Our heroic system admin handled writing the deployment scripts and configuring the servers for me.
As applications and deployment becomes increasingly more complex, it pays to have people who can specialize in one aspect of your product. I couldn't have done it without Chris.
## 5. Always have analytics
Through every emergency we always had the information we needed to diagnose the problem.
• Munin graphs tracked server CPU count, CPU use, memory, and apache/squid throughput over time. We were able to inference a server's peak throughput.
• We used Splunk, a piece of proprietary software, for log analysis. You could just as easily use an open-source solution - the reason we chose Splunk is because our organization already had Splunk infrastructure set up, so it was as easy as installing a package and adding a few log file locations to a Splunk configuration. During debugging and diagnosis, the ability to search through our log files, and to do it on all servers simultaneously, was absolutely fantastic.

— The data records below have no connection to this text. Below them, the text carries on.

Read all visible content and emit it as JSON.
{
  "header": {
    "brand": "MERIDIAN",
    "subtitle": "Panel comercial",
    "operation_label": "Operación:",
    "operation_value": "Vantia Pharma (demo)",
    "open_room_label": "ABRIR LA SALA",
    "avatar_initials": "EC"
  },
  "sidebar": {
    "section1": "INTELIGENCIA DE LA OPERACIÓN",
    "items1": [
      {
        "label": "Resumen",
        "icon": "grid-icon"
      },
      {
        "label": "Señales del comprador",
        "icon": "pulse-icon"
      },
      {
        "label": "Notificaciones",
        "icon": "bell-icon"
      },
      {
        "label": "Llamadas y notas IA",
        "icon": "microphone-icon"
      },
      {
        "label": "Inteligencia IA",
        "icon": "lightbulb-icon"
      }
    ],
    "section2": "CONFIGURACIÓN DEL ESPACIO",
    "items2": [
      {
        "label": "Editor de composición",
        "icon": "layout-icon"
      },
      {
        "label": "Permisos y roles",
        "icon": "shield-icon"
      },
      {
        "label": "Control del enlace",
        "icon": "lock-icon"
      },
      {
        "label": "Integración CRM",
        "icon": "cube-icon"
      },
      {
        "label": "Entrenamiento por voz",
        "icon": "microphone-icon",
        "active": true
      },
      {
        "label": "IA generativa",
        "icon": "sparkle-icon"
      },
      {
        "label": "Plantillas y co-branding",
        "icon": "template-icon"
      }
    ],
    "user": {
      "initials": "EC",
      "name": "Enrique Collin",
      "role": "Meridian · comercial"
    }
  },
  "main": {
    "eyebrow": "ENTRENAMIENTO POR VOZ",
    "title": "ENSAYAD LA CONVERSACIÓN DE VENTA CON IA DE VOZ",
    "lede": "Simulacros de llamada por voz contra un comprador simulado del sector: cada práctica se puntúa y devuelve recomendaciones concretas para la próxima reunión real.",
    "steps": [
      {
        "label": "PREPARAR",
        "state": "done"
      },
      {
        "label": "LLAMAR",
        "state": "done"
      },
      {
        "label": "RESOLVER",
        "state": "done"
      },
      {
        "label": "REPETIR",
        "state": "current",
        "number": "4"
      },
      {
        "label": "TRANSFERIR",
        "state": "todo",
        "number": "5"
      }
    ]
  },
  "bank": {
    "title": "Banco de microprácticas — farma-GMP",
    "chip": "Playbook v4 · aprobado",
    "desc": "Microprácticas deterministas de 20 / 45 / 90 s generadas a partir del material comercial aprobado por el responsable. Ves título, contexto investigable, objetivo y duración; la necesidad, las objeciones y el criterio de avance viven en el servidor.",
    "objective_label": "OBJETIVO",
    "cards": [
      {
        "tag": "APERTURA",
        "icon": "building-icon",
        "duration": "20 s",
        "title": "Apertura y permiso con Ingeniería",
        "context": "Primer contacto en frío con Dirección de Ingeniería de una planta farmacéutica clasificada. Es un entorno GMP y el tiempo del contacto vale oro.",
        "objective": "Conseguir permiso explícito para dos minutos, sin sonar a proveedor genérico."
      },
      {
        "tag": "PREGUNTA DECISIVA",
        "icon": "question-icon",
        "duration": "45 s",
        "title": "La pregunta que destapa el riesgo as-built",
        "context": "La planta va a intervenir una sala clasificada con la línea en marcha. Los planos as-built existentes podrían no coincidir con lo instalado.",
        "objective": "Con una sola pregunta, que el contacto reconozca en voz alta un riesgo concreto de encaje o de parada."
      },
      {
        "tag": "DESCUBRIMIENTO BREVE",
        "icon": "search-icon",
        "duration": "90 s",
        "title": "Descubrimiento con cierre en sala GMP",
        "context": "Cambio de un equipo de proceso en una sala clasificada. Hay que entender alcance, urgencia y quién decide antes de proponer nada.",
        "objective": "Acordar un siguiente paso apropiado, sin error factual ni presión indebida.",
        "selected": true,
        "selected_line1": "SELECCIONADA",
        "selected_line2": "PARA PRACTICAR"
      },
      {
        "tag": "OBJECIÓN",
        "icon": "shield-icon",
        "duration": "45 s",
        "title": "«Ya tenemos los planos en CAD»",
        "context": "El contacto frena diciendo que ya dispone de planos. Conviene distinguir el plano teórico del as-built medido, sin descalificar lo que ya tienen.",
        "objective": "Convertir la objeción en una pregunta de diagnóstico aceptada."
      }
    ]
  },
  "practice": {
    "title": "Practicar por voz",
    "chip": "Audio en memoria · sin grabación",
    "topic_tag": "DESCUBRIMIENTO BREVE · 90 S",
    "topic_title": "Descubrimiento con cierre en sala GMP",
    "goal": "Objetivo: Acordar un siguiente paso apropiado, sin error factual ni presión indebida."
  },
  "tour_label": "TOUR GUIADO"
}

• If you're using Java or any language which runs on the JVM, get VisualVM onto your box. I used remote X11 forwarding due to some firewall issues with the JMX connector, but just use VisualVM. It's amazing software which gives you incredibly deep analytics into your application's performance, threading, CPU usage, and memory. It removes the question of "where is my bottleneck" and lets you solve the more pressing matter of "how do I resolve this to deliver the most value to users?"
I count myself very lucky to have worked on such a project, and I'd like to close with my belief that software, whether free or closed, is built to make people's lives easier. As a developer, things which help me do that more effectively are Good. As an open-source enthusiast, if those things are free or open-source, that's Better.